Сестра с испугом наблюдала за Валентиной: Господи, да что это с ней?
Валентина в сильном волнении выскочила на низенькое, пристроенное Федором, крылечко, окинула взглядом дворик, огороженный плетнем из ивовых и черемуховых веток. Пусто. Никого нет. А может, он у оконца стоит, на улице? Распахнула калиточку, выбежала на улицу. Никого… Только у соседнего забора сидела собака. Увидела Валентину, зевнула широко и убралась в подворотню. А за их домишком уходила вдаль дорога, скрывалась за березовой рощей. По этой дороге ушел и не вернулся Федор.
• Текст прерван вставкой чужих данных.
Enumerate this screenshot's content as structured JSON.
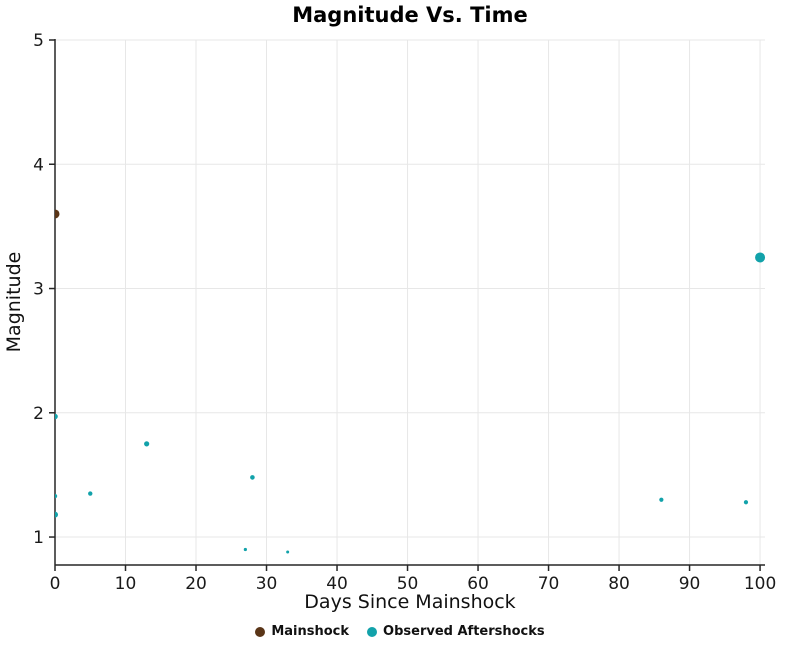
{
  "chart_data": {
    "type": "scatter",
    "title": "Magnitude Vs. Time",
    "xlabel": "Days Since Mainshock",
    "ylabel": "Magnitude",
    "xlim": [
      0,
      100.7
    ],
    "ylim": [
      0.775,
      5
    ],
    "xticks": [
      0,
      10,
      20,
      30,
      40,
      50,
      60,
      70,
      80,
      90,
      100
    ],
    "yticks": [
      1,
      2,
      3,
      4,
      5
    ],
    "grid": true,
    "legend_position": "bottom-center",
    "colors": {
      "grid": "#e7e7e7",
      "spine": "#262626",
      "tick_text": "#1a1a1a"
    },
    "series": [
      {
        "name": "Mainshock",
        "color": "#5a3517",
        "points": [
          {
            "x": 0,
            "y": 3.6,
            "r": 4.5
          }
        ]
      },
      {
        "name": "Observed Aftershocks",
        "color": "#12a2aa",
        "points": [
          {
            "x": 0,
            "y": 1.97,
            "r": 2.8
          },
          {
            "x": 0,
            "y": 1.33,
            "r": 2.2
          },
          {
            "x": 0,
            "y": 1.18,
            "r": 3.0
          },
          {
            "x": 5,
            "y": 1.35,
            "r": 2.2
          },
          {
            "x": 13,
            "y": 1.75,
            "r": 2.6
          },
          {
            "x": 27,
            "y": 0.9,
            "r": 1.6
          },
          {
            "x": 28,
            "y": 1.48,
            "r": 2.3
          },
          {
            "x": 33,
            "y": 0.88,
            "r": 1.5
          },
          {
            "x": 86,
            "y": 1.3,
            "r": 2.1
          },
          {
            "x": 98,
            "y": 1.28,
            "r": 2.1
          },
          {
            "x": 100,
            "y": 3.25,
            "r": 5.0
          }
        ]
      }
    ]
  }
}
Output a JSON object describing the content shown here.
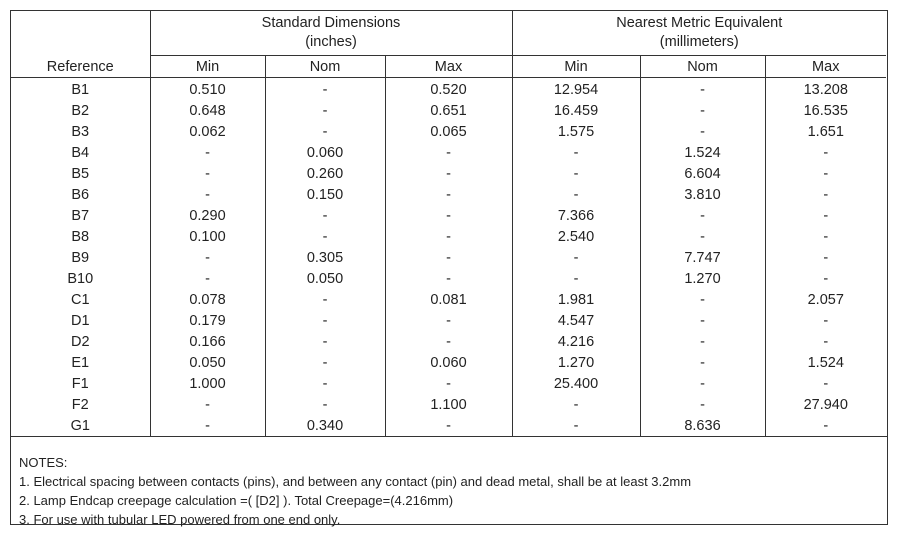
{
  "table": {
    "groups": [
      {
        "title": "Standard Dimensions",
        "unit": "(inches)"
      },
      {
        "title": "Nearest Metric Equivalent",
        "unit": "(millimeters)"
      }
    ],
    "reference_header": "Reference",
    "subheaders": [
      "Min",
      "Nom",
      "Max",
      "Min",
      "Nom",
      "Max"
    ],
    "rows": [
      [
        "B1",
        "0.510",
        "-",
        "0.520",
        "12.954",
        "-",
        "13.208"
      ],
      [
        "B2",
        "0.648",
        "-",
        "0.651",
        "16.459",
        "-",
        "16.535"
      ],
      [
        "B3",
        "0.062",
        "-",
        "0.065",
        "1.575",
        "-",
        "1.651"
      ],
      [
        "B4",
        "-",
        "0.060",
        "-",
        "-",
        "1.524",
        "-"
      ],
      [
        "B5",
        "-",
        "0.260",
        "-",
        "-",
        "6.604",
        "-"
      ],
      [
        "B6",
        "-",
        "0.150",
        "-",
        "-",
        "3.810",
        "-"
      ],
      [
        "B7",
        "0.290",
        "-",
        "-",
        "7.366",
        "-",
        "-"
      ],
      [
        "B8",
        "0.100",
        "-",
        "-",
        "2.540",
        "-",
        "-"
      ],
      [
        "B9",
        "-",
        "0.305",
        "-",
        "-",
        "7.747",
        "-"
      ],
      [
        "B10",
        "-",
        "0.050",
        "-",
        "-",
        "1.270",
        "-"
      ],
      [
        "C1",
        "0.078",
        "-",
        "0.081",
        "1.981",
        "-",
        "2.057"
      ],
      [
        "D1",
        "0.179",
        "-",
        "-",
        "4.547",
        "-",
        "-"
      ],
      [
        "D2",
        "0.166",
        "-",
        "-",
        "4.216",
        "-",
        "-"
      ],
      [
        "E1",
        "0.050",
        "-",
        "0.060",
        "1.270",
        "-",
        "1.524"
      ],
      [
        "F1",
        "1.000",
        "-",
        "-",
        "25.400",
        "-",
        "-"
      ],
      [
        "F2",
        "-",
        "-",
        "1.100",
        "-",
        "-",
        "27.940"
      ],
      [
        "G1",
        "-",
        "0.340",
        "-",
        "-",
        "8.636",
        "-"
      ]
    ]
  },
  "notes": {
    "title": "NOTES:",
    "items": [
      "1. Electrical spacing between contacts (pins), and between any contact (pin) and dead metal, shall be at least 3.2mm",
      "2. Lamp Endcap creepage calculation =( [D2] ). Total Creepage=(4.216mm)",
      "3. For use with tubular LED powered from one end only."
    ]
  }
}
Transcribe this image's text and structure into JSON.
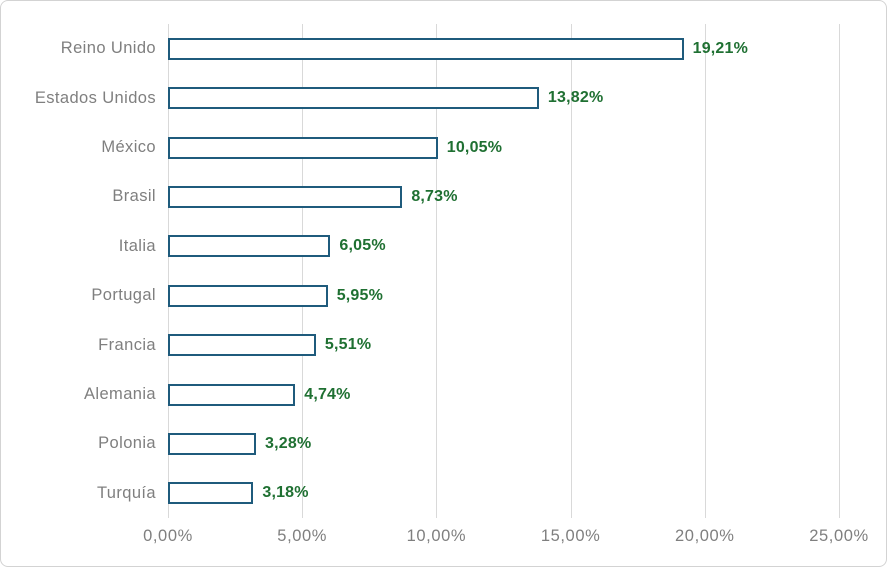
{
  "chart_data": {
    "type": "bar",
    "orientation": "horizontal",
    "title": "",
    "xlabel": "",
    "ylabel": "",
    "xlim": [
      0,
      25
    ],
    "grid": true,
    "legend": false,
    "categories": [
      "Reino Unido",
      "Estados Unidos",
      "México",
      "Brasil",
      "Italia",
      "Portugal",
      "Francia",
      "Alemania",
      "Polonia",
      "Turquía"
    ],
    "values": [
      19.21,
      13.82,
      10.05,
      8.73,
      6.05,
      5.95,
      5.51,
      4.74,
      3.28,
      3.18
    ],
    "value_labels": [
      "19,21%",
      "13,82%",
      "10,05%",
      "8,73%",
      "6,05%",
      "5,95%",
      "5,51%",
      "4,74%",
      "3,28%",
      "3,18%"
    ],
    "x_ticks": [
      {
        "value": 0,
        "label": "0,00%"
      },
      {
        "value": 5,
        "label": "5,00%"
      },
      {
        "value": 10,
        "label": "10,00%"
      },
      {
        "value": 15,
        "label": "15,00%"
      },
      {
        "value": 20,
        "label": "20,00%"
      },
      {
        "value": 25,
        "label": "25,00%"
      }
    ],
    "bar_style": "outlined-white-fill"
  },
  "colors": {
    "bar_border": "#1f5b7c",
    "bar_fill": "#ffffff",
    "value_label": "#1f7032",
    "axis_label": "#7f7f7f",
    "gridline": "#d9d9d9",
    "frame_border": "#d3d3d3",
    "background": "#ffffff"
  }
}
И сейчас дорога пуста.
Тоскливо оглядывала Валентина добротные дома, с надеждой всматривалась в дорожную даль. Ни единой души. Померещилось…
Шатаясь, вернулась Валентина через двор в избу. Подняла опрокинутый табурет и грузно села, не обращая внимания на сестру, следившую внимательно за ней испуганными глазами. Вновь в безысходной тоске Валентина окинула взглядом бедное свое жилище. Все здесь, в доме, и там — во дворе, сделано хозяйскими руками Федора. Только хозяина самого нет. Померещилось…
— Приблазнилось… — пробормотала Валентина. Помолчала немного и велела сестре: — Подомовничай-ка тут, а я до баушки Авдотьи добегу за Павлушей.
Торопливо собралась. Надо, надо к бабке Авдотье. Пусть раскинет карты, скажет, что жив Федор, пусть скажет, что скоро вернется домой невредимый, пусть даже покалеченный малость, все равно Валентина его любить будет, и детей у них родится много, и жить они будут в достатке и счастии.
Валентина бежала тропкой возле глухих заборов к Никодимовой избе.
Стояли последние дни августа, приближалось бабье лето, но погода стояла слякотная, моросил нудный дождик, как осенью. Небо, затянутое низкими синими тучами, все сыпало и сыпало водяную пыль. Время — недалеко за полдень, а уже сумрачно, скоро, глядишь, и вовсе станет темно.
Валентина бежала, а душа стонала от невыносимой боли: «Господи, Феденька, родной мой, вернись жив-здоров, изболелась я по тебе, сердечный ты мой…»
Улица была пустынна, и она могла обливаться слезами сколько угодно — никто не увидит, а если и увидит, то не пожалеет. И это было неслучайно.
Валентина не знала, что в стародавнюю пору, аж в 1653 году православная вера на Руси раскололась на два течения, потому что патриарх Никон стал проводить реформу с целью укрепления церковной организации с уклоном на греческую церковь. Однако среди духовенства по этому вопросу единства не было, более того, протопопы Аввакум, Иван Неронов и Даниил заявили, что не гоже вести богослужение по книгам греческого образца, что греческая православная церковь утратила «древлее благолепие», и уж вовсе не стоит перенимать трехперстное крестное знамение, тогда как на Руси издревле принято двухперстие. Они даже подали протестную грамоту царю Алексею Михайловичу (отцу Петра I), но тот во всем поддерживал Никона, и протопопы оказались в опале.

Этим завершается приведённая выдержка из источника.